…UNMEER chief assures
OCTOBER 24, 2014 By Regina PrattBottom of Form
Special Representative of the Secretary-General and Head of the United Nations Mission for Ebola Emergency Response (UNMEER), Anthony Banbury, has said in Freetown that by 1st December 70% of confirmed Ebola cases would be treated at treatment centres because they would be closer to communities.
Banbury was speaking yesterday at a press conference held at the Hub hotel, former Mamba Point, where he told newsmen that a lot of things are happening behind the scene as efforts to eradicate the deadliest Ebola outbreak in the world intensify.
“This is a complex crisis,” he said. “I have worked in many major crises, but have not seen anything like what is taking place now in Africa. Taking a walk around the city of Freetown, one would realize there is a crisis in the country and UNMEER is planning to put it under control.”
The outbreak has overwhelmed the fragile health infrastructure in the three countries worst affected by the virus – Guinea, Liberia and Sierra Leone – killing almost 5,000 and infecting close to 10,000.
The mere scale of the outbreak has forced the international community to scale up medical and humanitarian intervention in the three countries, with France, the United States of America and United Kingdom leading efforts in Guinea, Liberia and Sierra Leone respectively.

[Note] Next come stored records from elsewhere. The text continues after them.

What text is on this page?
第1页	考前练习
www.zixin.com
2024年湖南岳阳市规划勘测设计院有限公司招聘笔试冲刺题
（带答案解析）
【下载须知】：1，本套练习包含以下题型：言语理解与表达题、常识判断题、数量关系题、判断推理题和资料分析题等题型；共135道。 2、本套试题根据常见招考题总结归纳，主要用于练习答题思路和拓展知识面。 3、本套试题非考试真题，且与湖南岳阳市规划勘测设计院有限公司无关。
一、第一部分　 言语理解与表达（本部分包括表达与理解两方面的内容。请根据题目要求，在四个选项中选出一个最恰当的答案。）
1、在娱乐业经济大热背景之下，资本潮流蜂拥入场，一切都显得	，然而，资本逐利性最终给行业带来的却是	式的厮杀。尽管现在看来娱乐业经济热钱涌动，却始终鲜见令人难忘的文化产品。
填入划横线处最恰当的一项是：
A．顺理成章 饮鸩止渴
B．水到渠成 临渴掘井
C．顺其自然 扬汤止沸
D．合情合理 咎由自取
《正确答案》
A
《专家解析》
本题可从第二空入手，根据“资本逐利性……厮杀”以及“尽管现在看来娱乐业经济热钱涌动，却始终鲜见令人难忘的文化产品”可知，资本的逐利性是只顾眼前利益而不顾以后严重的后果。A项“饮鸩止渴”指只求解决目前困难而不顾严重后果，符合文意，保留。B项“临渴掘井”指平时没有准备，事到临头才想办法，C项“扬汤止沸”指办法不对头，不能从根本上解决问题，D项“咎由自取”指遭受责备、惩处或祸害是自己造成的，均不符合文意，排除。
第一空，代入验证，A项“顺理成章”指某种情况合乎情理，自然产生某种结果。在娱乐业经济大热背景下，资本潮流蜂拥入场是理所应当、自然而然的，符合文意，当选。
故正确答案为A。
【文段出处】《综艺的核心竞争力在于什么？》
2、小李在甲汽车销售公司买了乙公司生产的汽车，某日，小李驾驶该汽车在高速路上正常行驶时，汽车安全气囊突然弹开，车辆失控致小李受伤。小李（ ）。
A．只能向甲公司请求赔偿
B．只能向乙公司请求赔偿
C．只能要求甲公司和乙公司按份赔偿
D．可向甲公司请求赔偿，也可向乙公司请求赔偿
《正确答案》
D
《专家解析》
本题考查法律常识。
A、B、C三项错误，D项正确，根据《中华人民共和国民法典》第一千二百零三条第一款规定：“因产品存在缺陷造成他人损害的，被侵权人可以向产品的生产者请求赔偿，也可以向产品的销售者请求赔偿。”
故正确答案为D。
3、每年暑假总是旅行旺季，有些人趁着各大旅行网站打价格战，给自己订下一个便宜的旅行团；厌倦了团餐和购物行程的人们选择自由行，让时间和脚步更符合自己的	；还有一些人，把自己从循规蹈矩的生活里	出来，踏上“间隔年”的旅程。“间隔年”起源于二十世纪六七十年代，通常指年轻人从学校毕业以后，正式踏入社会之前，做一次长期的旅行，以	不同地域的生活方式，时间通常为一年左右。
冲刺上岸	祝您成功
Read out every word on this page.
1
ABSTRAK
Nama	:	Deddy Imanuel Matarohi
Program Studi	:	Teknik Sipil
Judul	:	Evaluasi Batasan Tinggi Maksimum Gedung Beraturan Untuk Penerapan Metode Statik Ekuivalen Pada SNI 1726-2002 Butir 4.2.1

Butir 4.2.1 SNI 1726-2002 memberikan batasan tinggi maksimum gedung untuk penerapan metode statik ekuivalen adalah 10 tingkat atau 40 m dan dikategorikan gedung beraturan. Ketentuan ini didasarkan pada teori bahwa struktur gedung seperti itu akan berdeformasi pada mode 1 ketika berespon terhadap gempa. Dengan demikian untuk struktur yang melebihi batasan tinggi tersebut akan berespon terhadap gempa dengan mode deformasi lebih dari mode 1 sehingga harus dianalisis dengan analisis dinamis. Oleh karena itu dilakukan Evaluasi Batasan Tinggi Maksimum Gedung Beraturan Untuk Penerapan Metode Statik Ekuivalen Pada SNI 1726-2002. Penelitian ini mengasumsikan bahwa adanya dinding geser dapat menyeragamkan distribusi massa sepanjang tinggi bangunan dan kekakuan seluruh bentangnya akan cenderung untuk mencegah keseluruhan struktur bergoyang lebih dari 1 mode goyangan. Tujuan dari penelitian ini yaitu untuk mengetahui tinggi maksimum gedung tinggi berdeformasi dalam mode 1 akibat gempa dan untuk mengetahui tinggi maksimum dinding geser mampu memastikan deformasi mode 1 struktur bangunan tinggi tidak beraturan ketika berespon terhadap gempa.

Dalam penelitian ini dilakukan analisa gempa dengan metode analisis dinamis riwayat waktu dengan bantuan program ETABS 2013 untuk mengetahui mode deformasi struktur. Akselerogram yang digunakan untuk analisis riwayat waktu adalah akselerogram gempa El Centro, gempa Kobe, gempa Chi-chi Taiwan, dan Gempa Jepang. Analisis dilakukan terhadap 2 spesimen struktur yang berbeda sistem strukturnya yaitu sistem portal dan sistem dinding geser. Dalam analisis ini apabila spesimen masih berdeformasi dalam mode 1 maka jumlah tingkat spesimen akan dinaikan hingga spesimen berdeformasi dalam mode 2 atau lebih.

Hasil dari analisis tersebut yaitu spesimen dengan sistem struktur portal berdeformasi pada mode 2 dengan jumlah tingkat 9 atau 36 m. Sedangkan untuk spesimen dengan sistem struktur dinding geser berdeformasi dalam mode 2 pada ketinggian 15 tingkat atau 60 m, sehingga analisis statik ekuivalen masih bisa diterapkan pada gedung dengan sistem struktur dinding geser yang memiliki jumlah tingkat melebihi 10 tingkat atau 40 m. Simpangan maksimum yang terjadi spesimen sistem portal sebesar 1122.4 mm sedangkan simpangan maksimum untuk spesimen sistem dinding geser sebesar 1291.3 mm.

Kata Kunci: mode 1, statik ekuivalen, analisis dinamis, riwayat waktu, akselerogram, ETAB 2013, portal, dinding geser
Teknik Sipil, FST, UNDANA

Mr. Banbury revealed that in a recent meeting with stakeholders it was agreed that the identification of persons who may have come into contact with Ebola patients, provision of treatment facilities, safe burials and community engagements are critical to stemming the rate of new infections and bringing the outbreak under control.
The UN diplomat said that government should take the lead in working with various partners to mobilize resources, ensure prompt payments to health workers and organizing training for frontline workers, as a significant step to ending the outbreak.
The government last week renamed the Emergency Operations Centre as National Ebola Response Committee, and assigned the Defence Minister, Retired Major Paulo Conteh, as Chief Executive Officer to take the lead in an integrated response to eradicating the outbreak.
The UNMEER boss also disclosed that UN staff would be working at district level as more experienced staff are needed to run treatment centres around the country.
Until now, the country can only boast of treatment centres in Kailahun, Kenema and Freetown, with more expected in the coming weeks in other parts of the country as international aid pours in.
Mr. Amadu Kamara, who is UNMEER Crisis Manager in Sierra Leone, said they have hit the ground running, adding that they would open up all communication channels with the National Ebola Response Committee in a bid to expedite efforts to defeat the virus.
Meanwhile, in a meeting held in Accra, Ghana last week, it was decided that the governments of Guinea, Liberia and Sierra Leone should have a final decision on an integrated approach and strategy for dealing with the Ebola crisis in their respective countries, as well as having national response plans in place.